Наконец, около половины одиннадцатого, князя оставили одного, у него болела голова; всех позже ушел Коля, помогший ему переменить подвенечное одеяние на домашнее платье. Они расстались горячо. Коля не распространялся о событии, но обещался придти завтра пораньше. Он же засвидетельствовал потом, что князь ни о чем не предупредил его в последнее прощанье, стало быть, и от него даже скрывал свои намерения. Скоро во всем доме почти никого не осталось: Бурдовский ушел к Ипполиту, Келлер и Лебедев куда-то отправились. Одна только Вера Лебедева оставалась еще некоторое время в комнатах, приводя их наскоро из праздничного в обыкновенный вид. Уходя, она заглянула к князю. Он сидел за столом, опершись на него обоими локтями и закрыв руками голову. Она тихо подошла к нему и тронула его за плечо; князь в недоумении посмотрел на нее и почти с минуту как бы припоминал; но припомнив и всё сообразив, он вдруг пришел в чрезвычайное волнение. Всё, впрочем, разрешилось чрезвычайною и горячею просьбой к Вере, чтобы завтра утром, с первой машиной, в семь часов, постучались к нему в комнату. Вера обещалась; князь начал с жаром просить ее никому об этом не сообщать; она пообещалась и в этом, и, наконец, когда уже совсем отворила дверь, чтобы выйти, князь остановил ее еще в третий раз, взял за руки, поцеловал их, потом поцеловал ее самое в лоб и с каким-то “необыкновенным видом выговорил ей: “до завтра!” Так по крайней мере передавала потом Вера. Она ушла в большом за него страхе.
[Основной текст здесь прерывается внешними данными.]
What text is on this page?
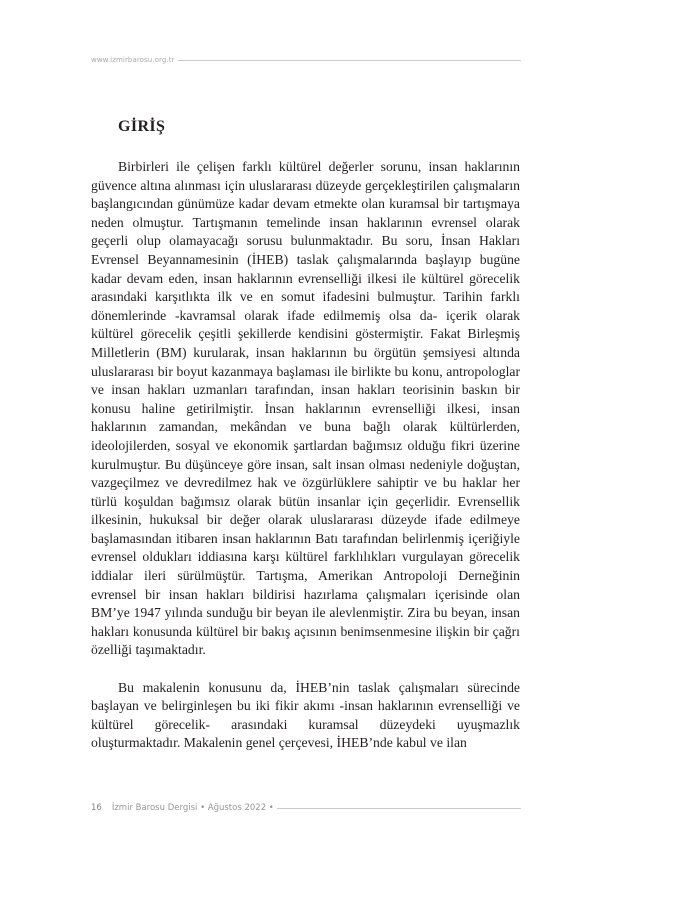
www.izmirbarosu.org.tr
GİRİŞ

Birbirleri ile çelişen farklı kültürel değerler sorunu, insan haklarının güvence altına alınması için uluslararası düzeyde gerçekleştirilen çalışmaların başlangıcından günümüze kadar devam etmekte olan kuramsal bir tartışmaya neden olmuştur. Tartışmanın temelinde insan haklarının evrensel olarak geçerli olup olamayacağı sorusu bulunmaktadır. Bu soru, İnsan Hakları Evrensel Beyannamesinin (İHEB) taslak çalışmalarında başlayıp bugüne kadar devam eden, insan haklarının evrenselliği ilkesi ile kültürel görecelik arasındaki karşıtlıkta ilk ve en somut ifadesini bulmuştur. Tarihin farklı dönemlerinde -kavramsal olarak ifade edilmemiş olsa da- içerik olarak kültürel görecelik çeşitli şekillerde kendisini göstermiştir. Fakat Birleşmiş Milletlerin (BM) kurularak, insan haklarının bu örgütün şemsiyesi altında uluslararası bir boyut kazanmaya başlaması ile birlikte bu konu, antropologlar ve insan hakları uzmanları tarafından, insan hakları teorisinin baskın bir konusu haline getirilmiştir. İnsan haklarının evrenselliği ilkesi, insan haklarının zamandan, mekândan ve buna bağlı olarak kültürlerden, ideolojilerden, sosyal ve ekonomik şartlardan bağımsız olduğu fikri üzerine kurulmuştur. Bu düşünceye göre insan, salt insan olması nedeniyle doğuştan, vazgeçilmez ve devredilmez hak ve özgürlüklere sahiptir ve bu haklar her türlü koşuldan bağımsız olarak bütün insanlar için geçerlidir. Evrensellik ilkesinin, hukuksal bir değer olarak uluslararası düzeyde ifade edilmeye başlamasından itibaren insan haklarının Batı tarafından belirlenmiş içeriğiyle evrensel oldukları iddiasına karşı kültürel farklılıkları vurgulayan görecelik iddialar ileri sürülmüştür. Tartışma, Amerikan Antropoloji Derneğinin evrensel bir insan hakları bildirisi hazırlama çalışmaları içerisinde olan BM’ye 1947 yılında sunduğu bir beyan ile alevlenmiştir. Zira bu beyan, insan hakları konusunda kültürel bir bakış açısının benimsenmesine ilişkin bir çağrı özelliği taşımaktadır.

Bu makalenin konusunu da, İHEB’nin taslak çalışmaları sürecinde başlayan ve belirginleşen bu iki fikir akımı -insan haklarının evrenselliği ve kültürel görecelik- arasındaki kuramsal düzeydeki uyuşmazlık oluşturmaktadır. Makalenin genel çerçevesi, İHEB’nde kabul ve ilan

16 İzmir Barosu Dergisi • Ağustos 2022 •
Поутру она несколько ободрилась, когда в восьмом часу по уговору постучалась в его дверь и возвестила ему, что машина в Петербург уйдет через четверть часа; ей показалось, что он отворил ей совершенно бодрый, и даже с улыбкой. Он почти не раздевался ночью, но однако же спал. По его мнению, он мог возвратиться сегодня же. Выходило, стало быть, что одной ей он нашел возможным и нужным сообщить в эту минуту, что отправляется в город.

XI.

Час спустя он уже был в Петербурге, а в десятом часу звонил к Рогожину. Он вошел с парадного входа, и ему долго не отворяли. Наконец, отворилась дверь из квартиры старушки Рогожиной, и показалась старенькая, благообразная служанка.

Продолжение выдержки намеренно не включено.